La plupart du temps, les forces militaires allemandes se comportaient de la même manière que n'importe quelle autre armée, mais, pendant la phase désespérée du début de la guerre, l'armée allemande avait traité brutalement toute résistance des civils belges à l'invasion de leur pays.
Des otages avaient été abattus dans des villages massacrés en représailles. Sur la base de ces histoires, la propagande britannique a construit une image du peuple allemand comme une nation de barbares impies. Les Huns était le surnom le plus souvent utilisé, d'après les soldats du quatrième siècle d'Attila, qui avaient détruit Rome et une grande partie de l'Italie.
Parfois, cette propagande était ridicule dans son imagerie grotesque.
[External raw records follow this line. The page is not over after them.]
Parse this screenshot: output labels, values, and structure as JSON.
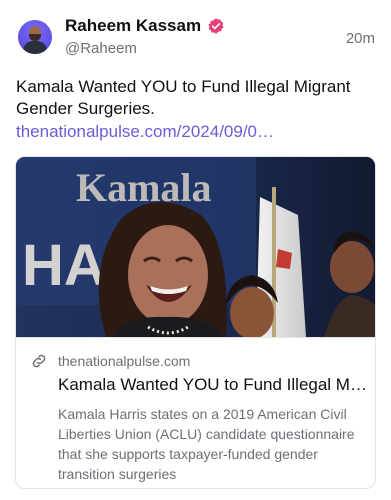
{
  "author": {
    "name": "Raheem Kassam",
    "handle": "@Raheem",
    "time": "20m",
    "verified_color": "#e5407a",
    "avatar_color": "#6a5cf0"
  },
  "post": {
    "text": "Kamala Wanted YOU to Fund Illegal Migrant Gender Surgeries.",
    "link_text": "thenationalpulse.com/2024/09/0…",
    "link_color": "#6a5cd8"
  },
  "card": {
    "image_banner_text": "Kamala",
    "image_banner_text_2": "HA",
    "domain": "thenationalpulse.com",
    "title": "Kamala Wanted YOU to Fund Illegal Migrant Gender Surgeries.",
    "description": "Kamala Harris states on a 2019 American Civil Liberties Union (ACLU) candidate questionnaire that she supports taxpayer-funded gender transition surgeries"
  },
  "icons": {
    "verified": "verified-badge-icon",
    "link": "link-chain-icon"
  }
}
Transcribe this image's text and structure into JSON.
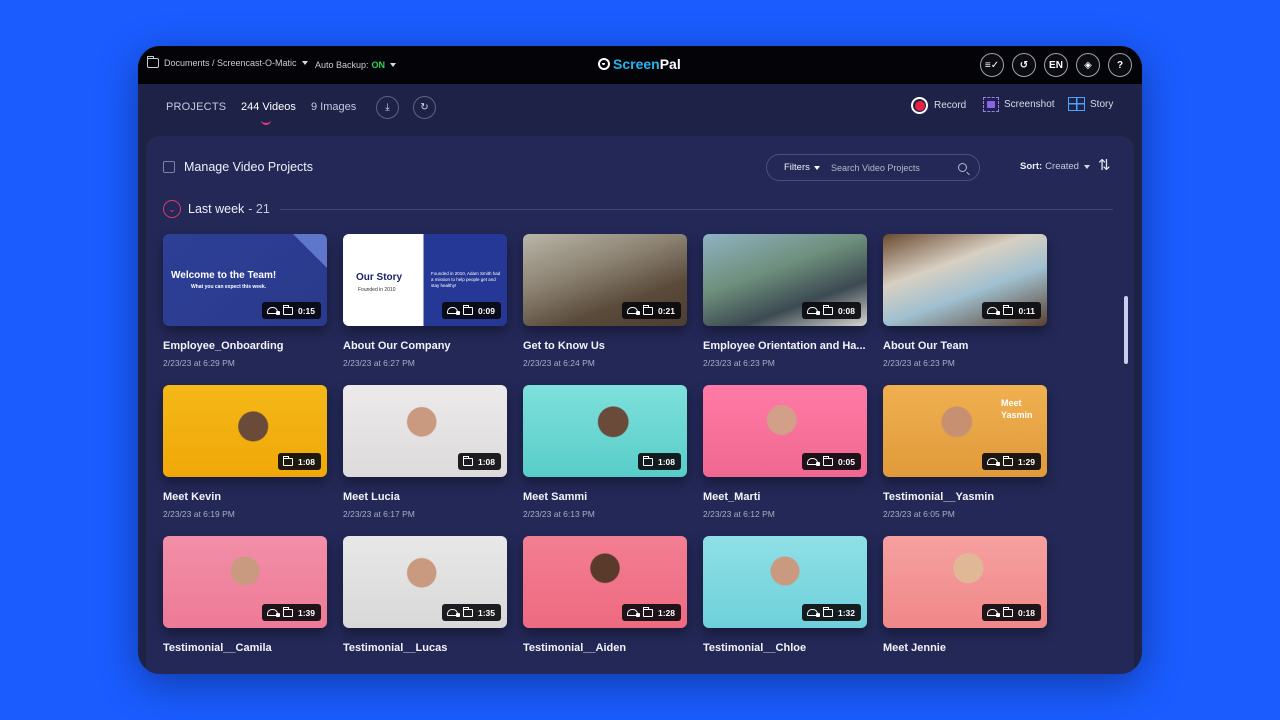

Les soldats allemands, disait-on, remplaçaient les cloches des clochers des églises belges par des nonnes pendues. Plus tard au cours de la guerre, des articles ont été publiés dans la presse britannique affirmant que les Allemands possédaient leur propre usine de cadavres et que les soldats allemands tués au combat y étaient envoyés pour que les corps soient transformés en explosifs, bougies, lubrifiants industriels et cirage pour bottes.
Les réactions que de telles histoires suscitèrent en Grande-Bretagne furent parfois tout aussi étrange. Des chiens teckels allemands furent lapidés dans la rue. Les magasins dont les propriétaires étaient des immigrés allemands furent attaqués et pillés. Ces histoires créèrent une atmosphère de peur et de haine intenses de l'ennemi - comme elles étaient censées le faire. Beaucoup de ceux qui se sont précipités pour s'engager dans l'armée dans les premiers mois de la guerre étaient convaincus qu'ils se battaient pour la civilisation contre l'ennemi barbare qui violerait et mutilerait leurs femmes et leurs enfants, si jamais il traversait la Manche et envahissait la Grande-Bretagne.
Après la guerre, les gens réalisèrent que la plupart des informations concernant la guerre et l'ennemi allemand étaient des mensonges purs et simples. Les journaux avaient perdu la confiance aveugle de leurs lecteurs. Cette attitude persista jusqu'au début de la seconde guerre mondiale. Cela signifie que lorsque les histoires des camps de la mort allemands apparurent pour la première fois dans les journaux, elles furent largement contestées. Elles ressemblaient de trop près à l'histoire de l'usine de cadavres, 20 ans auparavant.